米国防総省の高官は、「我々の確立された防衛線は第一列島線にあり、それが戦略の重心だ」と発言した。中国の第1海上防衛線であり、米国の伝統的封じ込め線でもある第一列島線(九州~沖縄~台湾~フィリピン)を、アジア太平洋戦略の中核として位置付けるという。さらに同高官は「(第一列島線での)兵力態勢と運用は象徴的存在にとどまらず、実際の抑止力を発揮できなければならない」と述べ、中国抑止のため韓国など同盟国の直接的な貢献拡大を求めた。
米国の国家防衛戦略(NDS)の公表を前に出た「第一列島線中核」の発言は、トランプ第2期政権が中国抑止、特に中国による台湾侵攻阻止を最優先の備えとして軍事力を集中させる戦略的目標を明確に設定したことを示している。
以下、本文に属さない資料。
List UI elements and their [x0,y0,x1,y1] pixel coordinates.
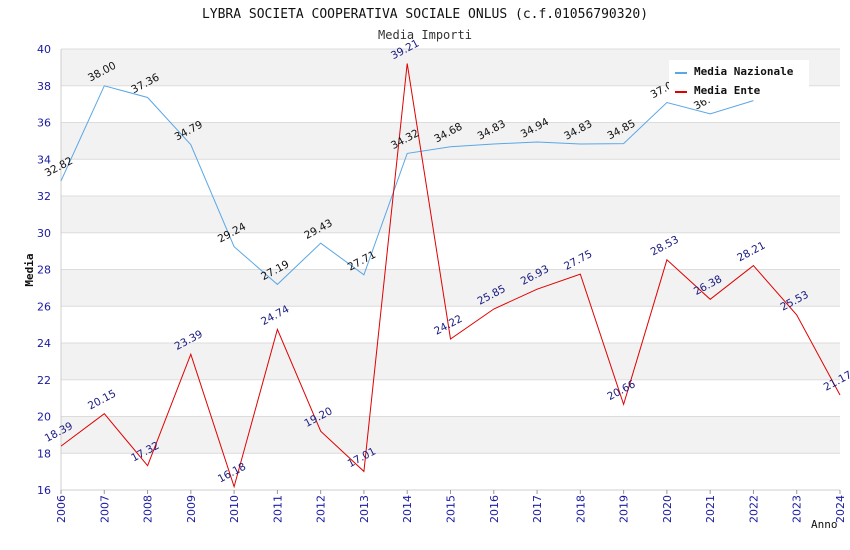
data-label-media-ente: 28.21 [735,240,767,265]
y-tick-label: 24 [37,337,51,350]
x-tick-label: 2014 [401,495,414,523]
y-tick-label: 22 [37,374,51,387]
legend-label-media-ente: Media Ente [694,84,761,97]
series-group [60,63,841,489]
x-tick-label: 2018 [574,495,587,523]
x-tick-label: 2007 [98,495,111,523]
x-tick-label: 2009 [185,495,198,523]
x-axis-label: Anno [811,518,838,531]
y-tick-label: 30 [37,227,51,240]
y-axis-label: Media [23,253,36,286]
y-tick-label: 40 [37,43,51,56]
y-tick-label: 28 [37,264,51,277]
chart-title: LYBRA SOCIETA COOPERATIVA SOCIALE ONLUS … [202,7,648,22]
data-label-media-ente: 24.22 [432,313,464,338]
x-tick-label: 2022 [747,495,760,523]
legend-box [669,60,809,100]
data-label-media-ente: 24.74 [259,303,291,328]
legend: Media Nazionale Media Ente [669,60,809,100]
x-tick-label: 2011 [271,495,284,523]
x-tick-label: 2013 [358,495,371,523]
x-tick-label: 2006 [55,495,68,523]
x-axis-ticks: 2006 2007 2008 2009 2010 2011 2012 2013 2014 2015… [55,490,847,523]
x-tick-label: 2021 [704,495,717,523]
y-tick-label: 20 [37,411,51,424]
grid-band [61,416,840,454]
y-tick-label: 18 [37,447,51,460]
x-tick-label: 2008 [142,495,155,523]
y-tick-label: 16 [37,484,51,497]
y-tick-label: 26 [37,300,51,313]
series-line-media-ente [60,63,841,489]
grid-band [61,196,840,233]
legend-label-media-nazionale: Media Nazionale [694,65,794,78]
x-tick-label: 2023 [791,495,804,523]
y-tick-label: 38 [37,80,51,93]
series-line-media-nazionale [60,85,754,286]
grid-band [61,122,840,160]
x-tick-label: 2015 [445,495,458,523]
data-label-media-ente: 20.15 [86,388,118,413]
x-tick-label: 2024 [834,495,847,523]
x-tick-label: 2012 [315,495,328,523]
grid-band [61,269,840,307]
x-tick-label: 2017 [531,495,544,523]
x-tick-label: 2010 [228,495,241,523]
grid-band [61,343,840,380]
y-axis-ticks: 16 18 20 22 24 26 28 30 32 34 36 38 40 [37,43,51,497]
y-tick-label: 36 [37,117,51,130]
x-tick-label: 2020 [661,495,674,523]
chart-subtitle: Media Importi [378,28,472,42]
x-tick-label: 2019 [618,495,631,523]
data-label-media-ente: 28.53 [649,234,681,259]
y-tick-label: 34 [37,153,51,166]
y-tick-label: 32 [37,190,51,203]
x-tick-label: 2016 [488,495,501,523]
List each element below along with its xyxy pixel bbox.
これまで米政権内の孤立主義グループの間では、韓国など第一列島線に前方配備された米軍を、第二列島線(日本本州~サイパン~グアム~インドネシア)以遠に移す後方配備論が根強かった。しかし、第一列島線の価値を再確認したことで、韓国が防衛線から外れる「新アチソン・ライン」の懸念は和らいでいる。
それでも、米国が同盟国の貢献拡大を求め、アジア駐留米軍の態勢・運用の変化を示唆した点は、我々にとって無視できない負担となり得る。米国は中国抑止に集中するから、北朝鮮の脅威は韓国に引き受けてほしいという要求だからだ。在韓米軍について直ちに大規模な削減など急激な変化はないが、その役割が台湾有事への対応にシフトし、駐留部隊の構成や規模、性格が大きく変わる可能性がある。陸軍は長距離投射能力を有する多領域作戦部隊に、空軍も長距離運用が可能な戦力にそれぞれ変わる可能性が高い。
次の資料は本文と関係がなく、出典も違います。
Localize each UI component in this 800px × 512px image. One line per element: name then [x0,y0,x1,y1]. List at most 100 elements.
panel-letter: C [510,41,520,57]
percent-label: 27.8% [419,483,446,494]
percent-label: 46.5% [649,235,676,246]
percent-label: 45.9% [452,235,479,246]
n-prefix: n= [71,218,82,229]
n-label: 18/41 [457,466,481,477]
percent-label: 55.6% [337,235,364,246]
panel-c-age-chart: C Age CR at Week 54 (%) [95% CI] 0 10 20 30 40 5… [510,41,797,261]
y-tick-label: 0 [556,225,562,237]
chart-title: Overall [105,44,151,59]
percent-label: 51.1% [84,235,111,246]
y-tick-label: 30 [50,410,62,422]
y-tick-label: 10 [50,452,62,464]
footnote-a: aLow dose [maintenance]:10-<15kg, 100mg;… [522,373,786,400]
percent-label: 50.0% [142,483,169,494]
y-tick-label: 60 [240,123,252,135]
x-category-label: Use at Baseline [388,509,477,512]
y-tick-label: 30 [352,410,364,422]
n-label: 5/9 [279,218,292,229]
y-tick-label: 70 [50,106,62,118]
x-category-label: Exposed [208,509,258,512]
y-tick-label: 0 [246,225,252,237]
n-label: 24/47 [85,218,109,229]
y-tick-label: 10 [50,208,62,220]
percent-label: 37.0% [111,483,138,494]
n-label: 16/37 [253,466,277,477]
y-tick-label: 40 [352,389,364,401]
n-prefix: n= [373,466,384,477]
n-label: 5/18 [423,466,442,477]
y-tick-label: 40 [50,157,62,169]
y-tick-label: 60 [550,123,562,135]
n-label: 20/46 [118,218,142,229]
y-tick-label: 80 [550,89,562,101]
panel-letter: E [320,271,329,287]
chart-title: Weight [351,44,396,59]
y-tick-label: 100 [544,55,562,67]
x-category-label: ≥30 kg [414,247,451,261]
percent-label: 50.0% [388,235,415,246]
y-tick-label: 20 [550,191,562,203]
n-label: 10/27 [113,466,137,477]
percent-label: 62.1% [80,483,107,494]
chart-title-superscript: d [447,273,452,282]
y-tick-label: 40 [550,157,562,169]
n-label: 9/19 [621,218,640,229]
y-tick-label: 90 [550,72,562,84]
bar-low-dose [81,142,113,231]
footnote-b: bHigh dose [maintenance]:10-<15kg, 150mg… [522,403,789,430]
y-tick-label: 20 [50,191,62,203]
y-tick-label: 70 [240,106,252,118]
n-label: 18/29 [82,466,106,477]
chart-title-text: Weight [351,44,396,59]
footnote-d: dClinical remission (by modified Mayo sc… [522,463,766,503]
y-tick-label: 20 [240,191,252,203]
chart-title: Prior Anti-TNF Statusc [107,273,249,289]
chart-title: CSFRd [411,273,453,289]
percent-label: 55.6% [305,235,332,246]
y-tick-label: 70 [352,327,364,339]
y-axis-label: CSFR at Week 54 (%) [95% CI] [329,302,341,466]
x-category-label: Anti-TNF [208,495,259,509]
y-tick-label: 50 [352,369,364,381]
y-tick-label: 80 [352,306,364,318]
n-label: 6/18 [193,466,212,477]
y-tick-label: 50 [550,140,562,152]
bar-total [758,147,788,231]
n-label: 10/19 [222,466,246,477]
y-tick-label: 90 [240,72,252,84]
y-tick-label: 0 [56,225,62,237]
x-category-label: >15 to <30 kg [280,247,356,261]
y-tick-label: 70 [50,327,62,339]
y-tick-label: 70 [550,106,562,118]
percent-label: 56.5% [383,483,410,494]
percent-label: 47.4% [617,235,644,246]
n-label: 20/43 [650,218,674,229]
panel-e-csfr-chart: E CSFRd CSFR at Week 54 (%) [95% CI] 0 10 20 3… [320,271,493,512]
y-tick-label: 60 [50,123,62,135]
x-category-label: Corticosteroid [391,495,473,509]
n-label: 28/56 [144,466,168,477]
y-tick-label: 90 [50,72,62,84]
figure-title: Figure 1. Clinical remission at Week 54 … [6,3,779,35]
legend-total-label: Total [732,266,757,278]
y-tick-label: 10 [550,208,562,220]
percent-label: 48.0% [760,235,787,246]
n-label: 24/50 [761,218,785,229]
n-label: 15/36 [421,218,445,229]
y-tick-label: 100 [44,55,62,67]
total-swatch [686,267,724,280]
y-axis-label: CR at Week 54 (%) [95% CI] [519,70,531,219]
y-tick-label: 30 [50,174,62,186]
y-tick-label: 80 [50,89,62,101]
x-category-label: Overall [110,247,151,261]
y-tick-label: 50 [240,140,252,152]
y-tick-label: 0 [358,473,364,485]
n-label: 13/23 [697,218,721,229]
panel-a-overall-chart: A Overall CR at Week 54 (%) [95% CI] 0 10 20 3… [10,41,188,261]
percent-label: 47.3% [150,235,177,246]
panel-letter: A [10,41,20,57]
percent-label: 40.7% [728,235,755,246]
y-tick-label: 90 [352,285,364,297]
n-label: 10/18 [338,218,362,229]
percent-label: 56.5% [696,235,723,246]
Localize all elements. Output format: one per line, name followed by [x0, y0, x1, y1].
米国が近く、新たな核態勢見直し(NPR)とともに全世界の米軍再配置に関する「GPR」(地球規模の米軍態勢見直し)を公表すれば、韓米同盟、ひいては在韓米軍の変化の方向性も明確になるだろう。中国抑止に集中するという米国の国家防衛戦略の具体化は、ただでさえ米中覇権競争のさなかで困難な立場にある韓国を、一層高度な試練の舞台に立たせることになる。その変化がもたらす内外の摩擦や対立は韓国が負うべき課題であり、それを適切に管理することこそ、新政権の真の力量となるだろう。